Von Sebastian Siebert 09.10.2014, 03:12

Zehntausend Fische setzten die Mitarbeiter des Instituts für Binnenfischerei gestern in der Nuthe aus. Ziel ist die Wiederansiedlung der Tiere in der Region.

Zerbst l Der letzte Lachs wurde vermutlich vor mehr als 30 Jahren in der Nuthe gefangen. Angler erzählen, dass es dort einst ein großes Vorkommen der Tiere gegeben habe. "Aus diesem Grund wollen wir sie hier auch wieder ansiedeln", erzählte Projektbetreuer Steffen Zahn. Der Fischerei-Ingenieur ließ gestern mit Vertretern des Landesangelverbandes und des Landesfischerverbandes rund 10 000 Tiere in die Nuthe. Mittlerweile haben alle Beteiligten eine Routine entwickelt. Schließlich werden seit 2009 zweimal jährlich Fische eingesetzt. "Im Frühjahr setzen wir vor allem Meeresforellen ein, im Herbst sind es die Lachse", sagte der Projektbetreuer. Ein halbes Jahr sind die Tiere alt. Sie haben eine Körperlänge zwischen sechs und zwölf Zentimetern und wiegen um die fünf Gramm. Die Kosten pro Tier liegen bei 80 Cent.
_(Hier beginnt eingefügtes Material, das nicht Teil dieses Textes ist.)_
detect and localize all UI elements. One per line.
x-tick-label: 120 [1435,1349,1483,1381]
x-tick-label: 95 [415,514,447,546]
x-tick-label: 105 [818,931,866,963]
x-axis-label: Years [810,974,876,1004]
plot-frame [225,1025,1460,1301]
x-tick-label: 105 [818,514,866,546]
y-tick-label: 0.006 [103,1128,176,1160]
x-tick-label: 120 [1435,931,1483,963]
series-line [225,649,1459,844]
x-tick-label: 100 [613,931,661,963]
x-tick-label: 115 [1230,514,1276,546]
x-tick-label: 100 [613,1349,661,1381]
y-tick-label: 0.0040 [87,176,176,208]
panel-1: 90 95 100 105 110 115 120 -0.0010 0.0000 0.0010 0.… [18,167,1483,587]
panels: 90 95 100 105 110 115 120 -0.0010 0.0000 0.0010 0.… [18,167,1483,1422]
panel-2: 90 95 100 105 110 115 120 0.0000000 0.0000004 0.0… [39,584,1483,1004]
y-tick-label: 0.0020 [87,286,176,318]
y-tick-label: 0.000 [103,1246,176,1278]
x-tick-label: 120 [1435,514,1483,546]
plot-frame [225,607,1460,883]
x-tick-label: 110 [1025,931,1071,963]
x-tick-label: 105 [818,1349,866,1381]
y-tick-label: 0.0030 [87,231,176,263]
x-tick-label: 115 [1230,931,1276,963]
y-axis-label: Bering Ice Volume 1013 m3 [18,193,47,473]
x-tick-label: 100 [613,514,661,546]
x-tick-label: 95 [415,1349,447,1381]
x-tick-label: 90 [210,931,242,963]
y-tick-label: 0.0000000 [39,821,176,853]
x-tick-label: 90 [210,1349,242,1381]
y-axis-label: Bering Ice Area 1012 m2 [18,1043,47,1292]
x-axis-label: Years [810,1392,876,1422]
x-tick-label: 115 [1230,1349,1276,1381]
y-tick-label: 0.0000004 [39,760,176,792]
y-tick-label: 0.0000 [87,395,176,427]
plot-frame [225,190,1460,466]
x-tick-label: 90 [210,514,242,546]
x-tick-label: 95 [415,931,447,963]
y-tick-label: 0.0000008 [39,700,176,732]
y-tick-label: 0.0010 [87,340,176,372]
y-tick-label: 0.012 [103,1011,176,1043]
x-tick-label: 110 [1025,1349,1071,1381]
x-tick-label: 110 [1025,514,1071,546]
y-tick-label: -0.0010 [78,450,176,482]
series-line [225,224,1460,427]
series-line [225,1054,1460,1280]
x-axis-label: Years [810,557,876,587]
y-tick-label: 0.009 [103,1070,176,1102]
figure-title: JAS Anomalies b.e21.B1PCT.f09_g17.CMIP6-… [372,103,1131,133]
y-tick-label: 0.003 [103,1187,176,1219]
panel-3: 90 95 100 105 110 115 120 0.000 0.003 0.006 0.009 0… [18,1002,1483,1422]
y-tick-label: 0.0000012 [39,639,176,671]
Gezogen wurden sie in Dänemark. Uffe Nielsen hat sie mit einem Lkw in Wassertanks nach Deutschland gebracht. Auch für ihn ein eher ungewöhnlicher Transport, berichtete er. Normalerweise seien seine Fracht größere Fische. Dass die Lachse so jung ausgesetzt werden, hat einen Grund. Schließlich sollen sie in der Nuthe heimisch werden. "Den Winter verbringen sie auch hier", sagte Zahn. "Wenn sie im Frühjahr kurz vor ihrer Wanderung stehen, kommen sie sozusagen in ihre Pubertät. Dabei werden sie auf diesen Ort geprägt", sagte der Fachmann. Sie stoßen Hormone aus, welche im Wasser verbleiben. "Wir gehen davon aus, dass diese ihnen auch die Rückkehr ermöglichen", erklärte Zahn.

Mindestens eineinhalb Jahre seien die Fische unterwegs. Die Lachse wandern bis nach Grönland. "Auf hoher See fressen sie sich die Reserven an, die sie für ihre Fortpflanzung brauchen", berichtete er weiter. Die findet im heimischen Gewässer statt, was nun die Nuthe werden soll. Einige Erfolge können die Fischfreunde schon vorweisen. Im Herbst 2009 wurden die ersten Tiere ausgesetzt. Der erste Rückkehrer wurde im Frühjahr 2011 notiert. 2012 wurden sieben Lachse gezählt und 16 Meeresforellen. 16 Lachse und 35 Meeresforellen waren es im vergangenen Jahr.

Zwischen 0,5 und einem Prozent liegt die Quote für die zurückkehrenden Fische zurzeit, schätzte Zahn. Drei Prozent seien nötig, damit der Bestand von selbst wachsen könne.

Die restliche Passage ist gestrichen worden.